Anytime I go to the doctors I feel so ripped off. Whatever my complaint is, it’s always the same damn advice: “Lay off the methamphetamine.”
Every morning after I get out of the house, a bike comes out of nowhere and runs me over.
It’s a vicious cycle.
Cop: step out of the car please
Me: I picked a good day to wear my tap dancin’ shoes
Mid-flight turbulence is just god’s way of preforming confessions at scale
CW: The boss said she wanted to see you.
Me: That’s flattering, but I don’t date people from work.
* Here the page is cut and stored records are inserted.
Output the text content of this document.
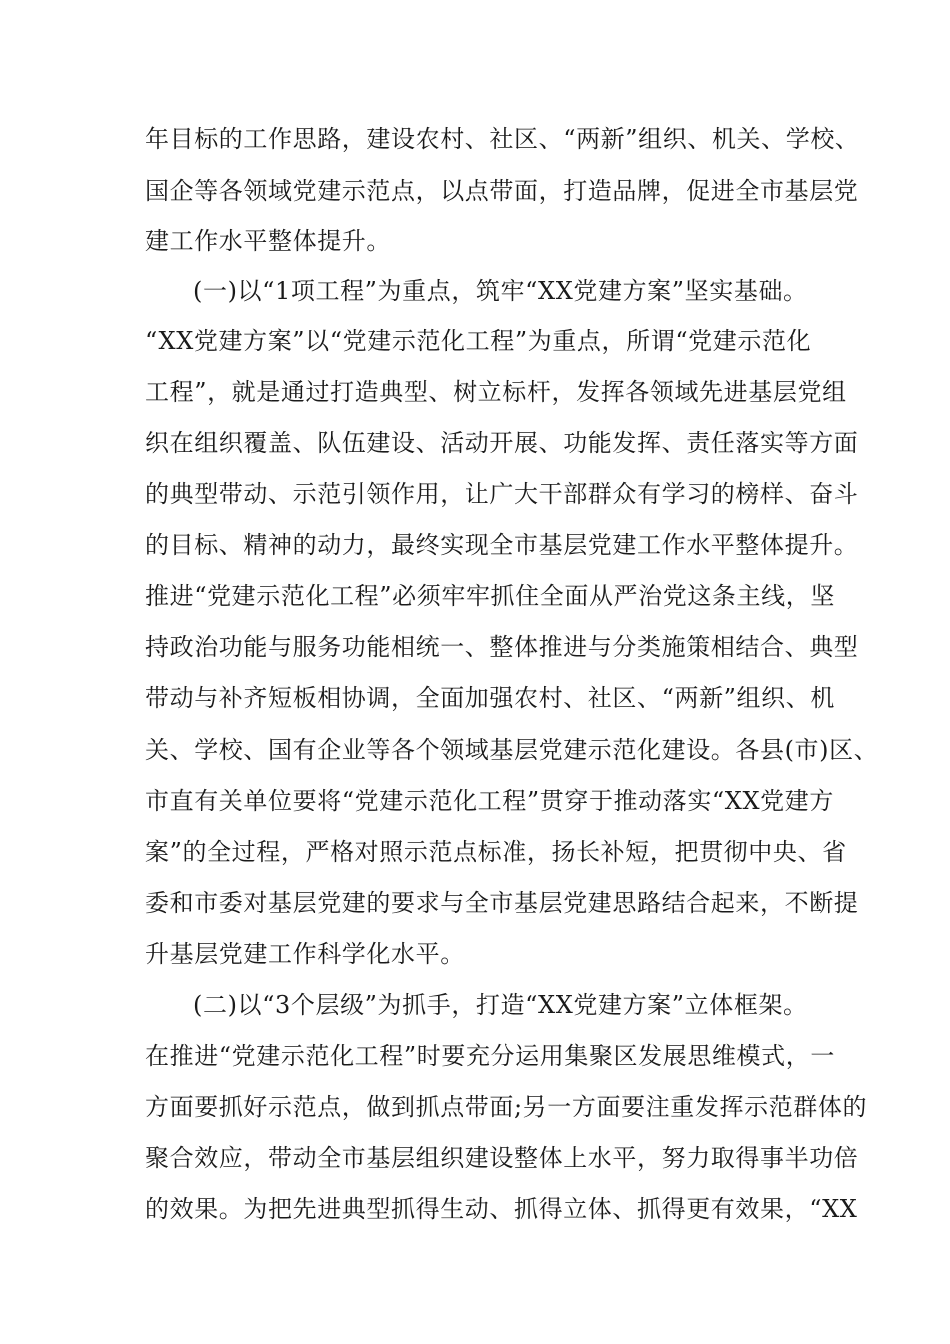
年目标的工作思路，建设农村、社区、“两新”组织、机关、学校、
国企等各领域党建示范点，以点带面，打造品牌，促进全市基层党
建工作水平整体提升。
(一)以“1项工程”为重点，筑牢“XX党建方案”坚实基础。
“XX党建方案”以“党建示范化工程”为重点，所谓“党建示范化
工程”，就是通过打造典型、树立标杆，发挥各领域先进基层党组
织在组织覆盖、队伍建设、活动开展、功能发挥、责任落实等方面
的典型带动、示范引领作用，让广大干部群众有学习的榜样、奋斗
的目标、精神的动力，最终实现全市基层党建工作水平整体提升。
推进“党建示范化工程”必须牢牢抓住全面从严治党这条主线，坚
持政治功能与服务功能相统一、整体推进与分类施策相结合、典型
带动与补齐短板相协调，全面加强农村、社区、“两新”组织、机
关、学校、国有企业等各个领域基层党建示范化建设。各县(市)区、
市直有关单位要将“党建示范化工程”贯穿于推动落实“XX党建方
案”的全过程，严格对照示范点标准，扬长补短，把贯彻中央、省
委和市委对基层党建的要求与全市基层党建思路结合起来，不断提
升基层党建工作科学化水平。
(二)以“3个层级”为抓手，打造“XX党建方案”立体框架。
在推进“党建示范化工程”时要充分运用集聚区发展思维模式，一
方面要抓好示范点，做到抓点带面;另一方面要注重发挥示范群体的
聚合效应，带动全市基层组织建设整体上水平，努力取得事半功倍
的效果。为把先进典型抓得生动、抓得立体、抓得更有效果，“XX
Nice beard bro looks like you just ate a bunch of lollipops then made out with your cat
Being paranoid about your govt’s paranoia is a good sign.
I saved a ton of money on tattoos by just pretending my varicose veins are ancient Chinese proverbs
Me: ‘I need to lose some weight.’
Fries: ‘Let’s do it together.’
Free pizza at work got me like “Fine, I’ll come back on Monday”.
Wife: Silent
Me: What’s wrong?
Wife: Nothing
Me: Grabs shield and sword
*sees a hot christian girl*
Me: I am christian now,where do i get one of those plus signs?
Friend: That’s a cross.
Me: across from where?
UBER: Sounds better than “Let’s get in this strange man’s car!”
I don’t want to alarm anyone, but my doctor says I have an irreversible terminal condition called aging.
If you yell “DIE” when killing a spider, it dies faster.